Penny traces an over-the-top reaction to her decision, and a stylized response from Bannon’s defenders, that won’t sound unfamiliar to climate hawks who’ve either tried to engage with deniers or refused to do so. She says the problem is not only with the interaction, but with the medium itself.
“Personally, I prefer an exchange of ideas that is less hierarchical and performative, because I’ve found that a lot of the people whose voices matter most are people who don’t put themselves forward as spokespeople, if they are invited at all,” she writes. “Or written dialogue, because it gives all parties more time to think and reflect. Or any format where good ideas are what count, not how good you are at showboating and humiliating the other guy.”
And far from being interested in honest debate, “the far right does not respect the free and liberal exchange of ideas. It is not open to compromise, and it does not want a debate. It wants power,” Penny contends.

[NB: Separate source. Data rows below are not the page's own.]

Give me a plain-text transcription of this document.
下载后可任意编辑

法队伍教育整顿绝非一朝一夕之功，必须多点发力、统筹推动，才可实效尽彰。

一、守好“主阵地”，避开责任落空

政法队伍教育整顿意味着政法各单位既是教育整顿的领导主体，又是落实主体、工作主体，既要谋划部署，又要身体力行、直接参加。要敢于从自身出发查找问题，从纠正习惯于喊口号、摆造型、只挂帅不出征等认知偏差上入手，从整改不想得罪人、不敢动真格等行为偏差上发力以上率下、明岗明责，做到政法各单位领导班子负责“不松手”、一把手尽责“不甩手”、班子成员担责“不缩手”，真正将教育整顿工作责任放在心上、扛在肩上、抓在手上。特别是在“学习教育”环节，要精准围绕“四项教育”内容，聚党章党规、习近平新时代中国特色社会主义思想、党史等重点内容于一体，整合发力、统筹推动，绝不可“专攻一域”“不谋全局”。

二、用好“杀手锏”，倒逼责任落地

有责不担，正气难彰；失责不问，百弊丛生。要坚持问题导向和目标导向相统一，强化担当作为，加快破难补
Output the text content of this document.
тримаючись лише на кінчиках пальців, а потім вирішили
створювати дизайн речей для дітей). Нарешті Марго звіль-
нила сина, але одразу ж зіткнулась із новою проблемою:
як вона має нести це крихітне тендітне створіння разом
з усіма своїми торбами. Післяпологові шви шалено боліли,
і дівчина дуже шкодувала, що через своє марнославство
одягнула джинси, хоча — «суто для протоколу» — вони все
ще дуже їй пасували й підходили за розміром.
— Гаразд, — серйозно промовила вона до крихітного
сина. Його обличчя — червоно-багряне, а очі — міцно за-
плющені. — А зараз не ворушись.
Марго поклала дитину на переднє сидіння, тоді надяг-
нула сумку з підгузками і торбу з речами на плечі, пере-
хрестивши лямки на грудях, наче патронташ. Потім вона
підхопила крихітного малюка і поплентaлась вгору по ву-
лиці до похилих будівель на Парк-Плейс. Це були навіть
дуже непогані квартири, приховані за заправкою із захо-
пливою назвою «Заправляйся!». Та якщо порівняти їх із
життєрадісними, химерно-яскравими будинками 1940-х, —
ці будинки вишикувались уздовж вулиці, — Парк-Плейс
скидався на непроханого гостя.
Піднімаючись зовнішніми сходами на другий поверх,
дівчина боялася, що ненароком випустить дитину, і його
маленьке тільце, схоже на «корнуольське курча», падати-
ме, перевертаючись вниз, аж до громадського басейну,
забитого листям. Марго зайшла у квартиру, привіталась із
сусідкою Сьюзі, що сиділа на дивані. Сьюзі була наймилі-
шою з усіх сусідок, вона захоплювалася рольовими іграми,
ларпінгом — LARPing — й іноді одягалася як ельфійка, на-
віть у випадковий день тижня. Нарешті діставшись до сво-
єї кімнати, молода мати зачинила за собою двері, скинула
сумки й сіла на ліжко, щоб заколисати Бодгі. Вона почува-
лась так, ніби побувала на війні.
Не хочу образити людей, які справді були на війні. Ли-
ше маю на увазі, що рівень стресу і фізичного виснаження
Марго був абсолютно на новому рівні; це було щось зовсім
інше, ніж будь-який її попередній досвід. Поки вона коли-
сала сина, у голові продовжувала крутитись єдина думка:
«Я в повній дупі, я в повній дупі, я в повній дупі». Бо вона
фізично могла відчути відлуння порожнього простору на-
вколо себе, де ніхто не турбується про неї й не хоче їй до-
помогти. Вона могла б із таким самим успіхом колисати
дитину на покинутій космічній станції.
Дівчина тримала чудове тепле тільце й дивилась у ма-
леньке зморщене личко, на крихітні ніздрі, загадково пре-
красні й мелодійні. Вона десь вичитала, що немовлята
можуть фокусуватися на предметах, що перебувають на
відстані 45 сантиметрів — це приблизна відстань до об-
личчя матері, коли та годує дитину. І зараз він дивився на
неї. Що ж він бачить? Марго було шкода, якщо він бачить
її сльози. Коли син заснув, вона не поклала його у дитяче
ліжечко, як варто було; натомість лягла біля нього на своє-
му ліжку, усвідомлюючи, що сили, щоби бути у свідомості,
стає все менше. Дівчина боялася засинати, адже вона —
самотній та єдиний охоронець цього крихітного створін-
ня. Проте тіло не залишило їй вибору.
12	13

Which is why a speaker like Bannon “exploits the values of the liberal establishment by offering an impossible choice: betray their stated principles (free, open debate) or dignify fascism and white supremacy. This weaponizes tolerance to legitimize intolerance. If we deny racists a platform, they feed off the appearance of censorship, but if we give them a platform, they’ve also won by being respectfully invited into the penumbra of mainstream legitimacy. Either way, what matters to them is not debate, but airtime and attention.”